The Washington Monthly: Back in 1995, Danny Franklin wrote a piece in the Washington Monthly about the travails of FEMA, an agency that had an abominable reputation for poor planning and bureaucratic incompetence in the 80s and early 90s:

FEMA was, in the words of former advisory board member and defense analyst Lawrence Korb, a "political dumping ground," a backwater reserved for political contributors or friends with no experience in emergency management.

....Because FEMA had 10 times the proportion of political appointees of most other government agencies, the poorly chosen Bush [Sr.] appointees had a profound effect on the performance of the agency. Sam Jones, the mayor of Franklin, Louisiana, says he was shocked to find that the damage assessors sent to his town a week after Hurricane Andrew had no disaster experience whatsoever. "They were political appointees, members of county Republican parties hired on an as-needed basis....They were terribly inexperienced."

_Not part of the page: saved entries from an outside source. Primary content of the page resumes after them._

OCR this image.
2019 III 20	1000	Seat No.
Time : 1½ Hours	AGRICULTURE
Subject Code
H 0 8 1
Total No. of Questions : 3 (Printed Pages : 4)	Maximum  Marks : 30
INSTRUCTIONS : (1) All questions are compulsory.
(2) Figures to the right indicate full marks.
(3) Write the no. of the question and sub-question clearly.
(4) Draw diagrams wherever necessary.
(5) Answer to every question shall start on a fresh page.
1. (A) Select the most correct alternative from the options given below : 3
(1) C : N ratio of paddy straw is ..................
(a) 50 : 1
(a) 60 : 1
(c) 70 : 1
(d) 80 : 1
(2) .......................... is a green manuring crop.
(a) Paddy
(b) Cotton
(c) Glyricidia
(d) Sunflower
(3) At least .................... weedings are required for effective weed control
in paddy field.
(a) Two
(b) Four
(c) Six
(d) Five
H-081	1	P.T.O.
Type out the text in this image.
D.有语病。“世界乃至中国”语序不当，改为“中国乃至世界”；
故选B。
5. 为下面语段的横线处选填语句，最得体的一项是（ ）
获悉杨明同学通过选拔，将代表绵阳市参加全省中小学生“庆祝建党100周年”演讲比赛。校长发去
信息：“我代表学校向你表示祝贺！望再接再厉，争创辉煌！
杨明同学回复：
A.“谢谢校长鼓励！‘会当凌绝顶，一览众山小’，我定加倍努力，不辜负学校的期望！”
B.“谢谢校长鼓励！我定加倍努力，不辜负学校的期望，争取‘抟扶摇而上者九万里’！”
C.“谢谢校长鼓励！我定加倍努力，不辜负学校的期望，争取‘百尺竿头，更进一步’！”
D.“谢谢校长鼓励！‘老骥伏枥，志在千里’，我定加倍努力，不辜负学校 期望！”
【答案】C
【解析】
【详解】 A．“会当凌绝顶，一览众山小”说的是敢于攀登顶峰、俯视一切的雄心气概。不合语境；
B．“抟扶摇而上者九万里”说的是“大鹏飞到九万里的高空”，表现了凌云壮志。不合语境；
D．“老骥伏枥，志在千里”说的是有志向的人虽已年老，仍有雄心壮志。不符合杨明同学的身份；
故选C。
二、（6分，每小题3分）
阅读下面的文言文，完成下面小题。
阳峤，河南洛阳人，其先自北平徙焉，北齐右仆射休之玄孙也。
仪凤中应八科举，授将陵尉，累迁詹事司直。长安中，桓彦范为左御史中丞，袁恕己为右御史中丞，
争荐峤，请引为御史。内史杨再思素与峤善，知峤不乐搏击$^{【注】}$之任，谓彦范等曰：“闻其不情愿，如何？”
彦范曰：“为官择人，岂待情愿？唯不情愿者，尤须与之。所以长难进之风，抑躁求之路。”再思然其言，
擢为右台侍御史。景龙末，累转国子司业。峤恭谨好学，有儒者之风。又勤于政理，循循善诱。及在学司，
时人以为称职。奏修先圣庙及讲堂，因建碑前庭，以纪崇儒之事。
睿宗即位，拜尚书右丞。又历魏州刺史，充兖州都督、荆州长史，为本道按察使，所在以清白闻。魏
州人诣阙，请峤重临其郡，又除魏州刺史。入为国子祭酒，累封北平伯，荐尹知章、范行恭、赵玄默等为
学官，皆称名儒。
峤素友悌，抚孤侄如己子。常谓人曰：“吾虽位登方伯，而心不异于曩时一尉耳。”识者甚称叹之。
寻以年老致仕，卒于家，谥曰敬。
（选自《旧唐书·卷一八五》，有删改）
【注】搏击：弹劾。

In 1992 the GAO recommended sweeping changes in FEMA's mission and organization, and the newly elected Bill Clinton took the GAO's recommendations seriously. The first thing he did was appoint as FEMA's director James Lee Witt, a former construction company owner who had worked with Clinton in Arkansas as director of the state Office of Emergency Services, where he earned high marks for his management of three presidential disaster declarations, including two major floods in 1990 and 1991.

Witt resurrected FEMA's reputation and turned it into a highly respected agency, but via email, Franklin wonders if the widely reported problems regarding federal response to Hurricane Katrina are related to George Bush's rather more patronage minded approach to staffing critical positions:

The difficulties of coordination seem to indicate we've returned to the bad old days where the FEMA administrator position is given away on the basis of political favor, rather than hard experience. The whole story of FEMA's response to Katrina has yet to be written, but it has always troubled me that Bush has appointed, in succession, his 2000 campaign manager and an Oklahoma lawyer whose only emergency management experience prior to joining FEMA was as an assistant city manager.

I hope Franklin is wrong about this, but after hearing one too many stories about unqualified political appointees taking over scientific, technical, and reconstruction positions in the Bush administration, it's hard not to wonder if FEMA hasn't suffered under his administration as well.